2020 Fiscal Year Research-status Report
Development of innovative chemical recycling system of plastic waste via low-temperature reforming
Project/Area Number |
20K21856
|
Research Institution | Tohoku University |
Principal Investigator |
笘居 高明 東北大学, 多元物質科学研究所, 准教授 (80583351)
|
Co-Investigator(Kenkyū-buntansha) |
成 基明 東北大学, 未来科学技術共同研究センター, 助教 (30747259)
|
Project Period (FY) |
2020-07-30 – 2023-03-31
|
Keywords | ケミカルリサイクル / 低温改質 / ナノ粒子触媒 |
Outline of Annual Research Achievements |
低温条件でプラスチックのガス化が可能となれば、合成ガスからプラスチックを合成する過程で排出される低温廃熱が、プラスチックガス化プロセスに融通できるようになるため、化石資源の燃焼が不要なリサイクルシステムが実現できる。

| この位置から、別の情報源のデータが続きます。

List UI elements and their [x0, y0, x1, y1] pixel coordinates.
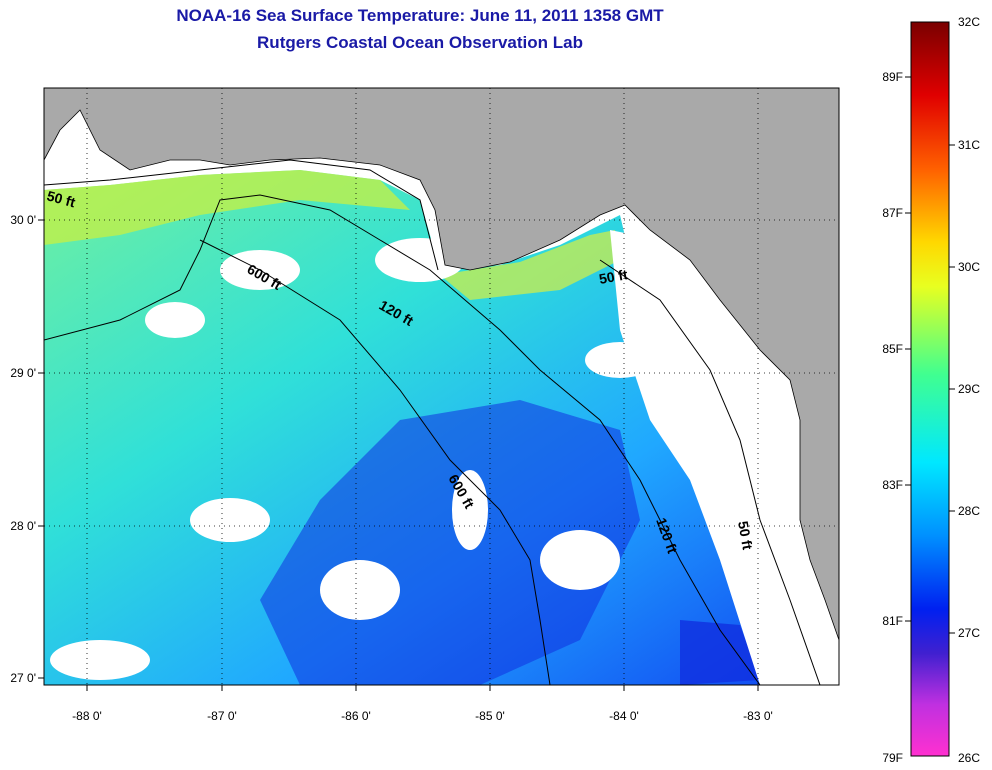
- lat-label-28: 28 0': [10, 519, 36, 533]
- colorbar-f-85: 85F: [882, 342, 903, 356]
- lon-label-86: -86 0': [341, 709, 371, 723]
- cloud-6: [320, 560, 400, 620]
- warm-nearshore-band: [44, 170, 410, 245]
- colorbar-f-87: 87F: [882, 206, 903, 220]
- lon-label-87: -87 0': [207, 709, 237, 723]
- map-title: NOAA-16 Sea Surface Temperature: June 11…: [176, 6, 664, 25]
- warm-bay-band: [440, 230, 620, 300]
- cloud-7: [585, 342, 655, 378]
- map-subtitle: Rutgers Coastal Ocean Observation Lab: [257, 33, 583, 52]
- isobath-label-50ft-se: 50 ft: [735, 520, 756, 551]
- isobath-50ft-east: [599, 259, 821, 685]
- colorbar-ticks: [905, 76, 955, 634]
- map-border: [43, 87, 840, 686]
- cloud-8: [50, 640, 150, 680]
- cloud-3: [145, 302, 205, 338]
- cloud-4: [452, 470, 488, 550]
- isobath-50ft-west: [44, 159, 439, 271]
- isobath-label-50ft-ne: 50 ft: [598, 266, 629, 287]
- colorbar: [910, 21, 950, 757]
- lon-label-83: -83 0': [743, 709, 773, 723]
- colorbar-c-29: 29C: [958, 382, 980, 396]
- lon-label-88: -88 0': [72, 709, 102, 723]
- isobath-label-50ft-w: 50 ft: [45, 187, 77, 210]
- colorbar-f-81: 81F: [882, 614, 903, 628]
- land-mass: [44, 88, 839, 641]
- colorbar-c-26: 26C: [958, 751, 980, 765]
- colorbar-c-31: 31C: [958, 138, 980, 152]
- cloud-5: [190, 498, 270, 542]
- lat-label-29: 29 0': [10, 366, 36, 380]
- cloud-mask-east: [610, 230, 839, 685]
- axis-ticks: [38, 219, 759, 691]
- colorbar-f-83: 83F: [882, 478, 903, 492]
- cloud-9: [540, 530, 620, 590]
- lon-label-85: -85 0': [475, 709, 505, 723]
- colorbar-c-30: 30C: [958, 260, 980, 274]
- isobath-600ft: [199, 239, 551, 685]
- isobath-120ft: [44, 194, 761, 685]
- cool-patch: [680, 620, 760, 685]
- lat-label-27: 27 0': [10, 671, 36, 685]
- colorbar-c-27: 27C: [958, 626, 980, 640]
- colorbar-c-32: 32C: [958, 15, 980, 29]
- colorbar-f-79: 79F: [882, 751, 903, 765]
- lon-label-84: -84 0': [609, 709, 639, 723]
- colorbar-c-28: 28C: [958, 504, 980, 518]
- lat-label-30: 30 0': [10, 213, 36, 227]
- colorbar-f-89: 89F: [882, 70, 903, 84]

本研究では、低温プラスチック分解プロセスを通じた革新的ゼロエミッションケミカルリサイクルシステムを提案する。 これまでに当研究グループで開発してきた低温動作酸化触媒である酸化セリウムナノ粒子および酸化鉄ージルコニア複合体ナノ粒子をポリエチレンと混合し、高温水、高温水蒸気それぞれと接触させ、分解挙動を評価した。その結果、400℃の低温下でもポリエチレンの分解が促進することを確認し、さらに水の存在が分解促進に寄与することを明らかとした。これにより酸素吸蔵放出能を利用した低温プラスチック分解のコンセプトが成立しうることが示唆された。 一方で、この水共存雰囲気での処理のみでは、目的としているプラスチックの合成ガスへの転換までは生じず、炭化水素の生成にとどまっていた。このことから、本プロセスの後段に、同じく低温での完全ガス化プロセスが必要であることが分かった。 そこで、これまで当研究グループで開発してきたケミカルループ型メタン改質プロセスを、炭化水素ガス改質に適用し、合成ガス化を行えるかを検証することにした。ケミカルループプロセスは、炭化水素の酸化プロセス(酸素キャリアからの酸素放出)と、水分解プロセス(酸素キャリアによる水分子からの酸素引き抜き)から成り、本研究においては、前述の水共存雰囲気でのポリエチレン分解処理の生成物である炭化水素の酸化プロセスがメタンと同様に進行するかを検証した。その結果、400℃の低温においても酸素キャリアによる炭化水素(デカン、ヘキサン等)の酸化が進行することが明らかとなり、低温プラスチック改質の可能性を見出すことができた。
|
Current Status of Research Progress |
Current Status of Research Progress
3: Progress in research has been slightly delayed.
Reason
当初計画では、水共存雰囲気において、酸素吸蔵放出能を有する酸化触媒ナノ粒子により、プラスチックの完全合成ガス化を行う予定であった。しかし、実験の結果、生成物は炭化水素にとどまることから、本プロセスの後段に、同じく低温での完全ガス化プロセスが必要であるとの結論に至り、当初計画を変更することになった。最終目的達成に必要な実験を追加したことから、進捗状況は「やや遅れている」という判断であるが、プロセスの見直しの結果、低温プラスチック改質システムの実現可能性は向上したと考える。
|
Strategy for Future Research Activity |
今後は、低温炭化水素プロセスの速度論解析から、完全合成ガス化のためのプロセス設計を進めることに加え、初段のプラスチック分解(炭化水素化)プロセスと炭化水素改質プロセスの反応速度を向上させ、300℃の低温においても両プロセスを進行させ得る、より活性の高い低温動作酸化触媒の開発を行う。 また、上記プロセス技術開発と技術アセスメントを連動し、開発するプロセスの動作条件と、既存プラスチック合成プラントの場所、操業状態、将来計画などの産業現場での制約条件から、国内で導入が可能となる既存プラントや新たに建設が可能な地域を提案した技術導入シナリオを作成する。
|
Causes of Carryover |
当初計画では、水共存雰囲気において、酸素吸蔵放出能を有する酸化触媒ナノ粒子により、プラスチックの完全合成ガス化を行う予定であった。しかし、実験の結果、生成物は炭化水素にとどまることから、本プロセスの後段に、同じく低温での完全ガス化プロセスが必要であるとの結論に至り、当初計画を変更することになった。最終目的達成に必要な実験を追加したことから、予算執行計画についても見直しを行い、他成分の炭化水素改質における反応速度解析のために、装置改良、消耗品増を見込む次年度に予算を確保することとした。